I’m tired of comic books queerbaiting LGBTQ fans

A student shares his thoughts on why there needs to be more openly LGBTQ superheroes.

HANNA LIPSKI / THE TEMPLE NEWS

One of the first comic books I read was “X-Men: God Loves, Man Kills.”

In the Marvel universe, mutants are a group of people who are born with an X-Gene that gives them superpowers, and they’re primarily featured in the X-Men line of comics. But because they are born different, they are hated and feared by normal humans and sometimes even by other superheroes. 

In 1975, writer Chris Claremont took over the X-Men franchise and turned the mutants into a metaphor for real-life minority groups. In 1982, Claremont, along with artist Brent Anderson, wrote the seminal graphic novel, “X-Men: God Loves, Man Kills,” and brought the metaphor to the forefront of the franchise. 

The main villain is William Stryker, a conservative televangelist who preaches hate against mutants and feels the need to keep the human race pure. The X-Men, being mutants, disagree with Stryker and try to get him to see reason. It doesn’t work, but Stryker and his followers are dealt a temporary blow by the end of the comic and the X-Men reaffirm their own humanity. 

Is it any wonder that I was drawn to them? The X-Men have had queer subtext for decades but could never fully express it on page due to censorship from higher-ups or outside regulatory bodies like the Comics Code Authority, which served a similar purpose to the Motion Picture Association and approved comic books for general audiences from 1954 to 2011. For decades, the Comics Code Authority forbade any mention of homosexuality and only changed the rules on that front in 1989, restricting writers to leaving subtle hints about a character’s real sexual orientation. 

The X-Men have been fighting bigotry, metaphorically and literally, for decades. They stand for equality and resist the notion that they are less human or freaks of nature. And as society has become more accepting of LGBTQ people, more and more X-Men have come out of the closet, starting with Northstar in 1992. 

Prior to Northstar’s coming out, there were no other mainstream superheroes who had declared their sexuality on the page, despite the loosening of the rules years earlier. Everything else was subtext, the comic book version of being in the closet.

Some superheroes who have had LGBTQ subtext have gotten to come out, so to speak, as LGBTQ in text. Kitty Pryde has been hinted to be in love with her best friends and teammates Illyana Rasputina and Rachel Grey and fans speculated about her sexual orientation for years. 

Pryde finally kissed another girl in the “Marauders” issue #12, published in September 2020, confirming that she is not straight.

But more often than not, writers are still reluctant to make characters explicitly gay in order to avoid alienating the straight audience and wind up queerbaiting LGBTQ readers as a sort of messed-up and unfair compromise. 

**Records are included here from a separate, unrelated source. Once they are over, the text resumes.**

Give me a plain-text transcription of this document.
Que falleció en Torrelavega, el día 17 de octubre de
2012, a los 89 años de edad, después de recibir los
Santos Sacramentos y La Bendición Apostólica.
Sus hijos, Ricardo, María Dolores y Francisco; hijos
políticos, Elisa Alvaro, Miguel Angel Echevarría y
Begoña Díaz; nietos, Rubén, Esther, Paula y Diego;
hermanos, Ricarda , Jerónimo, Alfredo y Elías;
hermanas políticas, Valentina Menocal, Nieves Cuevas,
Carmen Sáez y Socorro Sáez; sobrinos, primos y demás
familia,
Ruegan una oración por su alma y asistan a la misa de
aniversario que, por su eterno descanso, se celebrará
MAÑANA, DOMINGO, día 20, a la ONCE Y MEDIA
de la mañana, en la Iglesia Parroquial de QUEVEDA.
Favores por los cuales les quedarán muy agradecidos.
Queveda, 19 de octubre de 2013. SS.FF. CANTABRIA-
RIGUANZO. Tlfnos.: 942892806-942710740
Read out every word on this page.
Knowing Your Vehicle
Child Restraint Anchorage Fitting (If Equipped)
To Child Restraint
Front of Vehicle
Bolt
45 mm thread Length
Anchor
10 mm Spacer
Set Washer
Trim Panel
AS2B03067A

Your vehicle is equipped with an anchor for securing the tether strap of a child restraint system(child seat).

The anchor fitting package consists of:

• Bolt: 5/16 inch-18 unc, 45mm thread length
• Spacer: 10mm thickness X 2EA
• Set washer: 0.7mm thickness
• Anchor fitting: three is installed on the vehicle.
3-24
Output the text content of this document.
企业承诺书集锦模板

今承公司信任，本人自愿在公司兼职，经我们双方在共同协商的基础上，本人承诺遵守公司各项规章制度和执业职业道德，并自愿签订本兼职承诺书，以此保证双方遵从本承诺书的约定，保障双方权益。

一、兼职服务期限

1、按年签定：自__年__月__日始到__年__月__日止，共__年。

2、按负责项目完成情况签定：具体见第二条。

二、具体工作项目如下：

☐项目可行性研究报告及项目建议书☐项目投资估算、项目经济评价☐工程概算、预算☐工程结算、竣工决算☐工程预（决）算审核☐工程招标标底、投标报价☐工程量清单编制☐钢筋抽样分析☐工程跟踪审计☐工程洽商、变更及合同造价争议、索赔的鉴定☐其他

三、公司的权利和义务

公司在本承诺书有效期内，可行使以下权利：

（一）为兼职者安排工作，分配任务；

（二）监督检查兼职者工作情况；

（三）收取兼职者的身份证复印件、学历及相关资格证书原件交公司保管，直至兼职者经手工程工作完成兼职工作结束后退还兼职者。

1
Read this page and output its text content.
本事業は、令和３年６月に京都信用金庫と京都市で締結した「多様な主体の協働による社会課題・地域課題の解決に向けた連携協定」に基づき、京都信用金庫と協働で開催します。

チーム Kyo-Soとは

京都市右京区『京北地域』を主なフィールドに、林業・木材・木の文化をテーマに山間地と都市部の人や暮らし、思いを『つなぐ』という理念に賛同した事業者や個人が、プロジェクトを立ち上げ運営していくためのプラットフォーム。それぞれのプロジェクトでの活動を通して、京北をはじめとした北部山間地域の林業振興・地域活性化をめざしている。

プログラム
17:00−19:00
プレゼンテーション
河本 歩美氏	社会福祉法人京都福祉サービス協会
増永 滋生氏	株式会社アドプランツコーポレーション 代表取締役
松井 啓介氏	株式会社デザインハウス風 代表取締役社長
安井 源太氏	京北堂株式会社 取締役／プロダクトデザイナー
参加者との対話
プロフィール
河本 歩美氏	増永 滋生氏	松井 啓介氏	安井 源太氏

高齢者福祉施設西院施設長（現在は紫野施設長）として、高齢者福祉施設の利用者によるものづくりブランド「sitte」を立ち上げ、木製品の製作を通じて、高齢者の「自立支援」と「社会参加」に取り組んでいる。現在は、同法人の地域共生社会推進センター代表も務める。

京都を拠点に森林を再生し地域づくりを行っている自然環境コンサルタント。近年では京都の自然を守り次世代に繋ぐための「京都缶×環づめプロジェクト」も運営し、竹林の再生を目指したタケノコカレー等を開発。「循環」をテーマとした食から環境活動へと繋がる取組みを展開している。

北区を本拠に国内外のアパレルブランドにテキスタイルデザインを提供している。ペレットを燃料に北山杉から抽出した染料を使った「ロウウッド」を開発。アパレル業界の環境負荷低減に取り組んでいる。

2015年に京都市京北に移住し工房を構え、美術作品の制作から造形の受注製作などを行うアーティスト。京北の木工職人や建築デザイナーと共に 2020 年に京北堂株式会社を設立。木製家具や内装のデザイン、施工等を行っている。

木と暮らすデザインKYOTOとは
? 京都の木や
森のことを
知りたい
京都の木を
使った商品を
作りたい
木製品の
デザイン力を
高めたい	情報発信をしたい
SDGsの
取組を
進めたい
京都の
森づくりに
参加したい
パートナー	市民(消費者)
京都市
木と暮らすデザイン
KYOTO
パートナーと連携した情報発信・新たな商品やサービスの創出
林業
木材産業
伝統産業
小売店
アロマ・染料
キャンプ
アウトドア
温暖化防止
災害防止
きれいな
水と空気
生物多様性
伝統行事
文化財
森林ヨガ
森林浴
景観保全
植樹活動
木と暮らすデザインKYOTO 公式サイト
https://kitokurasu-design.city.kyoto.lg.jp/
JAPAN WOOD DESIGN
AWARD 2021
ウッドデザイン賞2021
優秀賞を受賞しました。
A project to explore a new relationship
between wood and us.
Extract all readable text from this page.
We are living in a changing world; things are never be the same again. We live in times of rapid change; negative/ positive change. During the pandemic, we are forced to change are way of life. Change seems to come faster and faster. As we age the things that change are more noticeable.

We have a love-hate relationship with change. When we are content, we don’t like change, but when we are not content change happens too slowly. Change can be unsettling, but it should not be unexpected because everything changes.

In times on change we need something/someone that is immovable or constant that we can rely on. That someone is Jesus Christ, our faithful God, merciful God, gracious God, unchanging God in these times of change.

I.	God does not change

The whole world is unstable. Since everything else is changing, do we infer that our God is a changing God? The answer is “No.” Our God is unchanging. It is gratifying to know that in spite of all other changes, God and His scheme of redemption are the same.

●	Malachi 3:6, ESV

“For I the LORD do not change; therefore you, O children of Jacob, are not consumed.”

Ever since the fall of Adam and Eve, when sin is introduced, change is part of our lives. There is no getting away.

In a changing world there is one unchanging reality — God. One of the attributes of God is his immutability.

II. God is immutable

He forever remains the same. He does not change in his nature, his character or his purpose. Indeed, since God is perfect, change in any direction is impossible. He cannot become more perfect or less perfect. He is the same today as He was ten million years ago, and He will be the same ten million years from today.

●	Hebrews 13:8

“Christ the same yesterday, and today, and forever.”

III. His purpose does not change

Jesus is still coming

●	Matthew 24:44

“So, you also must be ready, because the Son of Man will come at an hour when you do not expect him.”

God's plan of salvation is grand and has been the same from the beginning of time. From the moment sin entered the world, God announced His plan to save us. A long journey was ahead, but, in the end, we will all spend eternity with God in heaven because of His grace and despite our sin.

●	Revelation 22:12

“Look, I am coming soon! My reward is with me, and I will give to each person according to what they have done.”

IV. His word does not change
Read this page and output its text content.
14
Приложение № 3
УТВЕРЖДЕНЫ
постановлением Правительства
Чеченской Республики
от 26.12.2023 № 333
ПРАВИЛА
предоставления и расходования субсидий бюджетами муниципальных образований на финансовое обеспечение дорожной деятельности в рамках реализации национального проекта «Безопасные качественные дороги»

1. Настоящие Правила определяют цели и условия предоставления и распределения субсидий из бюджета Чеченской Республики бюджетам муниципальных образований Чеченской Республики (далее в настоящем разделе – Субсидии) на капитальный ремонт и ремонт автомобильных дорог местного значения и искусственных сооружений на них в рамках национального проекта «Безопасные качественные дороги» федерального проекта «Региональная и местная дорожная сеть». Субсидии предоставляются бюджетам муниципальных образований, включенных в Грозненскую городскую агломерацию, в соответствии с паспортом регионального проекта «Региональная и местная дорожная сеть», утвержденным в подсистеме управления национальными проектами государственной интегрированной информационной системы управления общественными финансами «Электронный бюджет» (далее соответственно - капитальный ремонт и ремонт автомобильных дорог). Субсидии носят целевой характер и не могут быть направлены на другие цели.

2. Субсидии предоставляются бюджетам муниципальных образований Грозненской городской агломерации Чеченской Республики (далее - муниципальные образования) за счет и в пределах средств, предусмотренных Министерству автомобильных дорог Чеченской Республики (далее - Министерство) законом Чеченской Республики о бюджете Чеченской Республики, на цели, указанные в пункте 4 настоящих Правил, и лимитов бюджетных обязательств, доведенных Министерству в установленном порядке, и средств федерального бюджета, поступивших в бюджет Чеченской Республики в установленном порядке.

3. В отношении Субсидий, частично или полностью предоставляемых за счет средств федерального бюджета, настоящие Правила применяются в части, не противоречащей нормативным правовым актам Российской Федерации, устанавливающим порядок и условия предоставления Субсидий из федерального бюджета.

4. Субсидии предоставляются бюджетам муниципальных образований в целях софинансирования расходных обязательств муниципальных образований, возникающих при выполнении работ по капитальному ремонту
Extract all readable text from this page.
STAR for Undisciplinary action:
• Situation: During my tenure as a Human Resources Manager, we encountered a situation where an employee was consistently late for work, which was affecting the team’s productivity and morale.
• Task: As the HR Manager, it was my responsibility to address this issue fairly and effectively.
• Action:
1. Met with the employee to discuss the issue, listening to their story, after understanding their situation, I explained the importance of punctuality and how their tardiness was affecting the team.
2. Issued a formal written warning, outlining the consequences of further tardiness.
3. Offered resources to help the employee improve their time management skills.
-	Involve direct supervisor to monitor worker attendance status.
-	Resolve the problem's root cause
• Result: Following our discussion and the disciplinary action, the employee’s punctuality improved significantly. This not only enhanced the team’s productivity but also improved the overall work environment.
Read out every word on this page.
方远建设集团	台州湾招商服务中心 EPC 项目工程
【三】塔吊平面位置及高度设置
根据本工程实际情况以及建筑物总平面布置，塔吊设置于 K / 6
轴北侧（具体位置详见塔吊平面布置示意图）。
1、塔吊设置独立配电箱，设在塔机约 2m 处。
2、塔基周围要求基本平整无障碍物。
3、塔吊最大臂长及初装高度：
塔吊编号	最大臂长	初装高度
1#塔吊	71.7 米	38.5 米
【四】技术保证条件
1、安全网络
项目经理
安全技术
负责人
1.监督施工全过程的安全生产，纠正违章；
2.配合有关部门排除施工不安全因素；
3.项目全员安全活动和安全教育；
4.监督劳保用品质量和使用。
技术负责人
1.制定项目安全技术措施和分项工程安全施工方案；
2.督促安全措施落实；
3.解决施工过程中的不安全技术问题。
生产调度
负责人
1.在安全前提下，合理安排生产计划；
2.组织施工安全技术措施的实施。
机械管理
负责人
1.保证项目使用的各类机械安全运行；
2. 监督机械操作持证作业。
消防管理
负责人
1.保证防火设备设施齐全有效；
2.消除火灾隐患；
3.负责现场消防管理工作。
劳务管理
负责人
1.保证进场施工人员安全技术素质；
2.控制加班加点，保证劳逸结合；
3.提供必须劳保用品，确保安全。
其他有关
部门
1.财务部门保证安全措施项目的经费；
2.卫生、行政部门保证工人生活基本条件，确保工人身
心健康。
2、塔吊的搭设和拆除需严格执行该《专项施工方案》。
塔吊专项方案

Queerbait, subtext’s evil cousin, is when writers tease LGBTQ content in order to draw LGBTQ audiences in but never follow through in order to avoid alienating cisgender and heterosexual audiences. This is incredibly frustrating because there’s no good reason for queerbait. 

I came out to my parents as transgender in my senior year of high school. They read my heartfelt coming out letter, told me they would love and accept me no matter what, and then ignored my gender identity, chosen name and preferred pronouns until my sophomore year of college. 

I still get misgendered at home by my parents. My extended family has put no effort into learning my new name or using the correct pronouns, and I don’t know if my parents even bother to correct them when I’m not around. I can’t talk to them about the way they treat me without my mother bursting into tears and making the situation about herself. 

Each time a character gets to come out of the closet and fans embrace them, it’s a small victory, a reminder that even though my coming out didn’t go so well, there is still hope for others. 

But more often than not, the subtext goes nowhere and morphs into queerbait. 

My identity is not a marketing gimmick. Comic book companies need to stop playing around and actually deliver LGBTQ content. LGBTQ people read comic books and we deserve to be treated with respect. 

2 Comments

  1. Out of curiosity have you read X-Factor? Or Young Avengers, or Runaways? America. Loki Agent of Asgard. Because between Marvel and DC, there are a plethora of various explicitly queer characters that exist. Bobby Drake was revealed to be gay is not the best-written thing in the world. But that is still a fact that exists. I think Marvel and comic publishers, in general, are reluctant to make widespread retcons like this because of the backlash you described. But that doesn’t mean there aren’t a lot of queer characters that do exist. They are not widely represented, there is a serious lack of representation outside of the LG & B in mainstream comics.

    But indie comics, webcomics, and graphic novels are a pool of great representation that delves into all different types of queer stories.

    The issue of the early X-men Comics is that Claremont COULDN’t includes explicitly queer content even when he wanted to. There was a lot of homophobia not just from the CCA, but because of edicts from the editors like Jim Shooter. I think its unfair to blame Claremont and early writers of queerbaiting when their intention was to create queerness where they could given the restrictions they had in place.